If you really need a quick hack, simply start a process using subprocess.
But I would not recommend spawning a process (or even a thread), especially if your web site is public: in case of high load (which could be "natural" or the result of a trivial DoS attack), you would be spawning many processes or threads, which would end up using up all your system resources and killing your server.
I would instead recommend using a job server: I use Celery (with Redis as the backend), it's very simple and works just great. You can check out many other job servers, such as RabbitMQ or Gearman. In your case, a job server might be overkill: you could simply run Redis and use it as a light-weight message server.
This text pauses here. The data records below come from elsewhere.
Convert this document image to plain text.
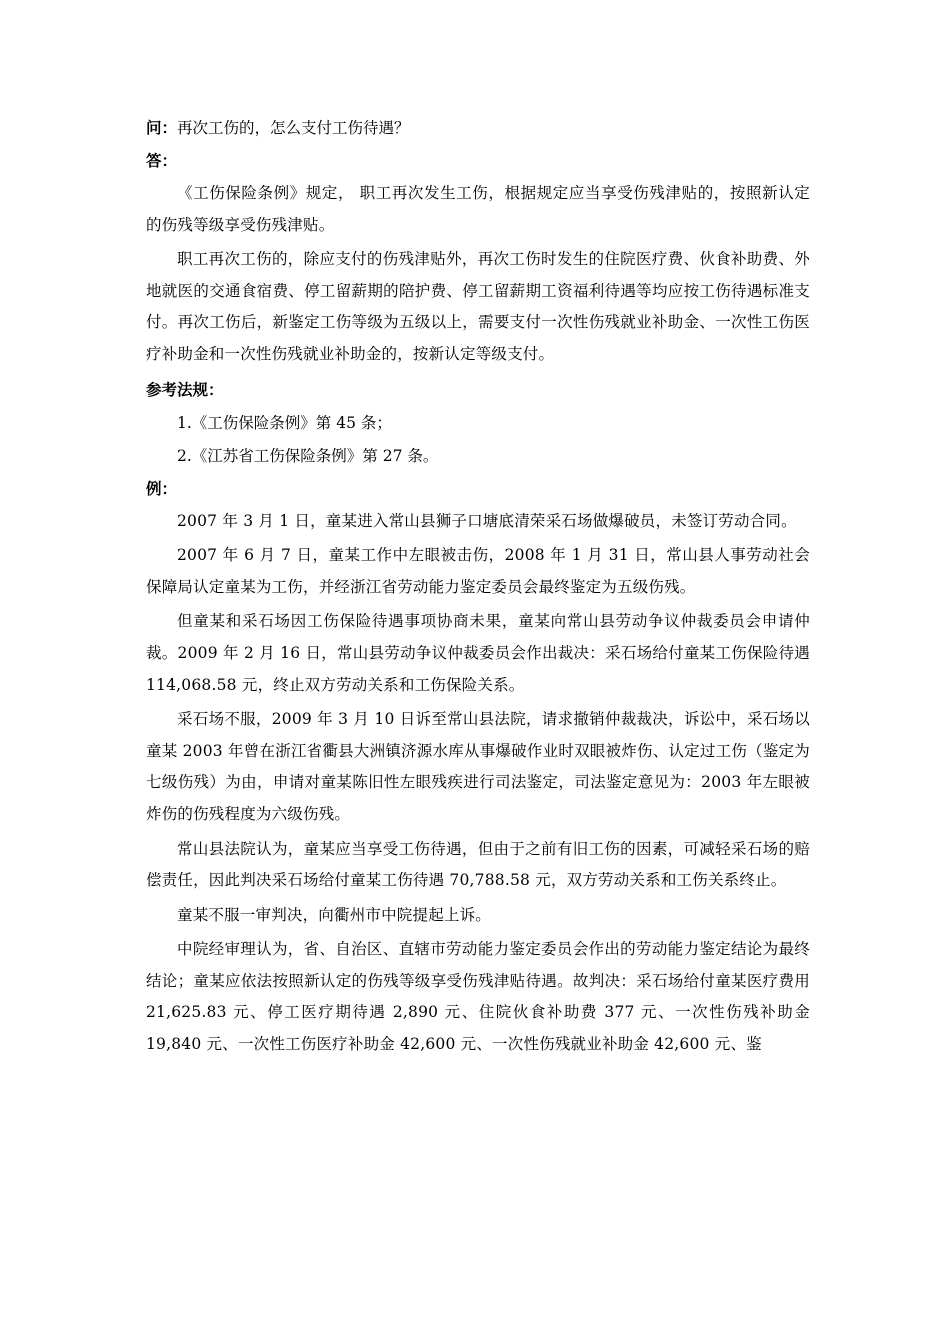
问：再次工伤的，怎么支付工伤待遇？

答：

《工伤保险条例》规定， 职工再次发生工伤，根据规定应当享受伤残津贴的，按照新认定的伤残等级享受伤残津贴。

职工再次工伤的，除应支付的伤残津贴外，再次工伤时发生的住院医疗费、伙食补助费、外地就医的交通食宿费、停工留薪期的陪护费、停工留薪期工资福利待遇等均应按工伤待遇标准支付。再次工伤后，新鉴定工伤等级为五级以上，需要支付一次性伤残就业补助金、一次性工伤医疗补助金和一次性伤残就业补助金的，按新认定等级支付。

参考法规：

1.《工伤保险条例》第 45 条；

2.《江苏省工伤保险条例》第 27 条。

例：

2007 年 3 月 1 日，童某进入常山县狮子口塘底清荣采石场做爆破员，未签订劳动合同。

2007 年 6 月 7 日，童某工作中左眼被击伤，2008 年 1 月 31 日，常山县人事劳动社会保障局认定童某为工伤，并经浙江省劳动能力鉴定委员会最终鉴定为五级伤残。

但童某和采石场因工伤保险待遇事项协商未果，童某向常山县劳动争议仲裁委员会申请仲裁。2009 年 2 月 16 日，常山县劳动争议仲裁委员会作出裁决：采石场给付童某工伤保险待遇 114,068.58 元，终止双方劳动关系和工伤保险关系。

采石场不服，2009 年 3 月 10 日诉至常山县法院，请求撤销仲裁裁决，诉讼中，采石场以童某 2003 年曾在浙江省衢县大洲镇济源水库从事爆破作业时双眼被炸伤、认定过工伤（鉴定为七级伤残）为由，申请对童某陈旧性左眼残疾进行司法鉴定，司法鉴定意见为：2003 年左眼被炸伤的伤残程度为六级伤残。

常山县法院认为，童某应当享受工伤待遇，但由于之前有旧工伤的因素，可减轻采石场的赔偿责任，因此判决采石场给付童某工伤待遇 70,788.58 元，双方劳动关系和工伤关系终止。

童某不服一审判决，向衢州市中院提起上诉。

中院经审理认为，省、自治区、直辖市劳动能力鉴定委员会作出的劳动能力鉴定结论为最终结论；童某应依法按照新认定的伤残等级享受伤残津贴待遇。故判决：采石场给付童某医疗费用 21,625.83 元、停工医疗期待遇 2,890 元、住院伙食补助费 377 元、一次性伤残补助金 19,840 元、一次性工伤医疗补助金 42,600 元、一次性伤残就业补助金 42,600 元、鉴
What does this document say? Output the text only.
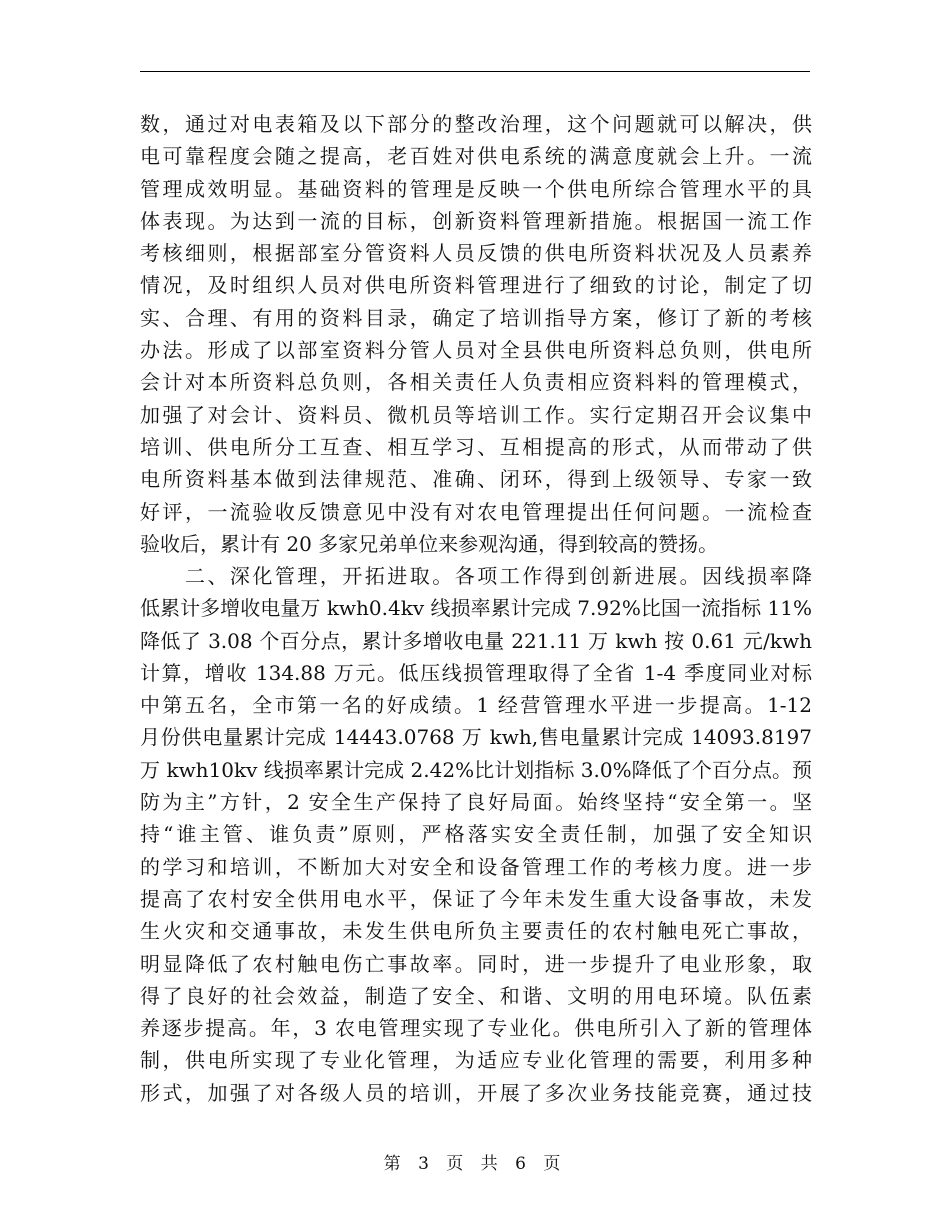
数，通过对电表箱及以下部分的整改治理，这个问题就可以解决，供
电可靠程度会随之提高，老百姓对供电系统的满意度就会上升。一流
管理成效明显。基础资料的管理是反映一个供电所综合管理水平的具
体表现。为达到一流的目标，创新资料管理新措施。根据国一流工作
考核细则，根据部室分管资料人员反馈的供电所资料状况及人员素养
情况，及时组织人员对供电所资料管理进行了细致的讨论，制定了切
实、合理、有用的资料目录，确定了培训指导方案，修订了新的考核
办法。形成了以部室资料分管人员对全县供电所资料总负则，供电所
会计对本所资料总负则，各相关责任人负责相应资料料的管理模式，
加强了对会计、资料员、微机员等培训工作。实行定期召开会议集中
培训、供电所分工互查、相互学习、互相提高的形式，从而带动了供
电所资料基本做到法律规范、准确、闭环，得到上级领导、专家一致
好评，一流验收反馈意见中没有对农电管理提出任何问题。一流检查
验收后，累计有 20 多家兄弟单位来参观沟通，得到较高的赞扬。
　　二、深化管理，开拓进取。各项工作得到创新进展。因线损率降
低累计多增收电量万 kwh0.4kv 线损率累计完成 7.92%比国一流指标 11%
降低了 3.08 个百分点，累计多增收电量 221.11 万 kwh 按 0.61 元/kwh
计算，增收 134.88 万元。低压线损管理取得了全省 1-4 季度同业对标
中第五名，全市第一名的好成绩。1 经营管理水平进一步提高。1-12
月份供电量累计完成 14443.0768 万 kwh,售电量累计完成 14093.8197
万 kwh10kv 线损率累计完成 2.42%比计划指标 3.0%降低了个百分点。预
防为主”方针，2 安全生产保持了良好局面。始终坚持“安全第一。坚
持“谁主管、谁负责”原则，严格落实安全责任制，加强了安全知识
的学习和培训，不断加大对安全和设备管理工作的考核力度。进一步
提高了农村安全供用电水平，保证了今年未发生重大设备事故，未发
生火灾和交通事故，未发生供电所负主要责任的农村触电死亡事故，
明显降低了农村触电伤亡事故率。同时，进一步提升了电业形象，取
得了良好的社会效益，制造了安全、和谐、文明的用电环境。队伍素
养逐步提高。年，3 农电管理实现了专业化。供电所引入了新的管理体
制，供电所实现了专业化管理，为适应专业化管理的需要，利用多种
形式，加强了对各级人员的培训，开展了多次业务技能竞赛，通过技
第 3 页 共 6 页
Here is an example of how to do this.
Cheers
In case someone really wants to run another thread
def background_process():
import time
print("process started")
time.sleep(100)
print("process finished")
def index(request):
import threading
t = threading.Thread(target=background_process, args=(), kwargs={})
t.setDaemon(True)
t.start()
return HttpResponse("main thread content")
This will return response first, then print "process finished" to console. So user will not face any delay.
Using Celery is definitely a better solution. However, installing Celery could be unnecessary for a very small project with a limited server etc.
You may also need to use threads in a big project. Because running Celery in all your servers is not a good idea. Then there won't be a way to run a separate process in each server. You may need threads to handle this case. File system operations might be an example. It's not very likely though and it is still better to use Celery with long running processes.
Use wisely.
I'm not sure you need a thread for that. It sounds like you just want to spawn off a process, so look into the subprocess module.
IIUC, The problem here is that the webserver process might not like extra long-running threads, it might kill/spawn server processes as demand go up and down, etc etc.
You're probably better of by communicating to an external service process for this type of processing, instead of embedding it in in the webserver's wsgi/fastcgi process.
If the only thing you're sending over is the filepath, it ought to be pretty easy to write that service app.